Like the OG Charlie, the Carters don’t pretend to claim they knew exactly what they were doing when they opened their junk shop.

“We’re not the conventional people who have a business degree and then open a business,” Olivia Carter said. “We’re artists.”

Olivia Carter is a Georgia Southern alumna with a theatre degree. Her experience in set design is evident when eyeing the arrangements of items and collections of colors and patterns in the shop.

Outside of learning how a business works and running it successfully, the biggest obstacle they are optimistic about overcoming is the lack of foot traffic in downtown Statesboro besides the monthly First Friday events. The traffic they do have is decent, but nothing in comparison to the downtown utilization of Athens or Asheville, Trish Carter said.

People that are downtown for appointments, such as clients at Merle Norman on West Main Street, pop right over the crosswalk after they are done with their hair or makeup.

To get people in the door who wouldn’t normally be strolling down the street, marketing the business extremely important, Olivia Carter said.

The sign outside store front door stating, “Come inside for the world-class junk” hooked Gayle Akins’ interest and led her inside. Akins connection with Olivia was almost immediate. Olivia shared the background of the store and the story of Charlie during one of her first visits, Akins said.

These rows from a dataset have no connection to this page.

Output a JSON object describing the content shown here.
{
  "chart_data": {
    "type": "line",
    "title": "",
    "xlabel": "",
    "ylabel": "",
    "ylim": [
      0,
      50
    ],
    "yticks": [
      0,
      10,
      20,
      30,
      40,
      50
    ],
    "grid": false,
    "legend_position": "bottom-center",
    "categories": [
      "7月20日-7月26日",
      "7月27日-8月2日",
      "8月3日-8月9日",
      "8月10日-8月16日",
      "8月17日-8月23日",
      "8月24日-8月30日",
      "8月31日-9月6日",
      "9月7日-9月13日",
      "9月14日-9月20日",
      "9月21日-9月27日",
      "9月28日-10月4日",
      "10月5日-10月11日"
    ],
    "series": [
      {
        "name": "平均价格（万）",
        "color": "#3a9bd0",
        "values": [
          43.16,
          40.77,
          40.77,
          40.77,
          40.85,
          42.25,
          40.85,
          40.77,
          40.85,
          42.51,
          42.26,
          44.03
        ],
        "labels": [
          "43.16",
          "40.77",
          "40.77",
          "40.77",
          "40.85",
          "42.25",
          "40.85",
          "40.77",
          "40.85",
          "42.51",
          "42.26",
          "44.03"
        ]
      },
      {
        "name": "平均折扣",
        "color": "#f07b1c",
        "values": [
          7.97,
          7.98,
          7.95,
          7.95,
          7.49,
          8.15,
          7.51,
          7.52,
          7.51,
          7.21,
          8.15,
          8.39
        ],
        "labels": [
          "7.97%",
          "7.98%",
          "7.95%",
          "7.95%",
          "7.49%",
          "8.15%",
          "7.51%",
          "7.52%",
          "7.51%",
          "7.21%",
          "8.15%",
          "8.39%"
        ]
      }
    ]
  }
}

“You know you’re not just another customer [there],” Akins said. “What keeps me coming in is the warmth, talent and creativity.”

The Carter duo, along with their full-time employee, Sarah Edwards, rearrange and reset the store’s sections on Mondays and Tuesdays. The simple change in placement can switch up the entire look and feel of the store, and it often looks completely different from week to week. Product placement is everything in the funky-junk industry.

“You can have one object in one place and it will sit there for weeks,” Edwards said. “But if you move it and place it in a different context, it flies off the shelf.”

Selling a hodgepodge collection of objects in no way means that they don’t get attached to the intricate finds. Edwards recalls walking into the store and realizing something had sold and actually missing it.

“You end up building relationships with objects,” Edwards said.

Being surrounded with treasures of yesterday can be difficult when they love everything they fill the store with. The owners have had to lay out guidelines for how to handle the predicament of wanting everything they buy for the store, for themselves instead.

“We have a rule: you’re allowed one thing per buy,” Olivia Carter said.

Olivia’s junk store weakness is pearls, which fill just about every hole in her pierced ears. Pearls and turquoise, she says. Her all-time favorite find is neither of those gems, oddly enough. It’s a yellow ceramic dog made entirely out of ashtrays.

While some people collect dolphin figurines, owls, or frogs, Edwards has a special place in her heart for camels. She’s been collecting them for years, so naturally when anything camel-like comes in the store, it’s hard to pass up. The Carters once gifted Edwards with a special funky-junk find, a plant holder in the shape of a camel, carved entirely from a single piece of wood.

“They treat me so well as an employee,” Edwards said. “They care about my well-being and what my opinions are. That makes me feel valued.”

For now, the women-owned, local family business has no plans of venturing out or relocating to high-traffic shopping areas such as Statesboro Crossing or Bermuda Run. They are intent on holding out for downtown development to continue it’s transformation and revitalization.

“West Main is our home,” Olivia Carter said. “West Main is the funky street of downtown.”